En conséquence, les trentenaires sont rares. Trois, plus exactement: le gardien titulaire Yann Sommer, le demi offensif Admir Mehmedi (que l’on devine très important dans la cohésion du vestiaire) et l’attaquant Mario Gavranovic, qui accepte sans broncher un rôle de joker au sein de la Nati. Vladimir Petkovic évite depuis le début de son mandat de miser sur un profil très précis: le joueur plutôt en fin de carrière, peut-être légèrement sur la pente descendante, qu’il voit mal se satisfaire de chauffer le banc et qui pourrait par sa frustration personnelle détériorer l’ambiance du groupe.

Il y a plusieurs constantes dans la ligne de conduite du sélectionneur, dont celle d’appeler de jeunes joueurs pour de grands tournois, et celle de ne pas retirer sa confiance sans raison. Cette année, cela lui permet de compter sur un groupe globalement expérimenté, malgré 12 néophytes dans un rendez-vous majeur.
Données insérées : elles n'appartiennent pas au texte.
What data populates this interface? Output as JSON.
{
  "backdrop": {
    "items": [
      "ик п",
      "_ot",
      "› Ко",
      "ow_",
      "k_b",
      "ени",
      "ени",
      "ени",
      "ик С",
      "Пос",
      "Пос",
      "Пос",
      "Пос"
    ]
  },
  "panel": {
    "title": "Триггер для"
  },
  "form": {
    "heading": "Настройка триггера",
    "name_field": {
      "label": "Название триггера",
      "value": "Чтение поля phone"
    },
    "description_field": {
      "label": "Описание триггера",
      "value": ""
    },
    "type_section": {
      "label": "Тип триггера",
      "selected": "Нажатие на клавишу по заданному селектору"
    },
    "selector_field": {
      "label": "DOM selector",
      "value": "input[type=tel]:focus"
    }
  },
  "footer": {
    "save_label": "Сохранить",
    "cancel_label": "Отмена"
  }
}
Sur le «onze» que Le Temps imagine commencer le premier match contre le Pays de Galles le 12 juin à Bakou, un seul joueur vivra son baptême du feu, Kevin Mbabu, tandis que Xherdan Shaqiri entamera son cinquième grand tournoi après les Coupes du monde 2010, 2014, 2018 et l’Euro 2016. Yann Sommer, Ricardo Rodriguez, Fabian Schär, Granit Xhaka et Admir Mehmedi participeront eux à leur quatrième phase finale.

Pour les repas, on le sait, les tables se forment en fonction des langues parlées. Mais tous les joueurs assurent que les groupes se mélangent dès lors qu’il s’agit de jouer à la console, au ping-pong ou… au football, bien sûr. Aucune identité ne serait plus forte que le sentiment d’appartenance à l’équipe nationale. Tant mieux: l’harmonie de l’équipe fait partie intégrante de la stratégie de Vladimir Petkovic vers le succès.

L’équipe de Suisse dispute ce jeudi son dernier match de préparation avant l’Euro, contre le Liechtenstein, à Saint-Gall, à 18 heures.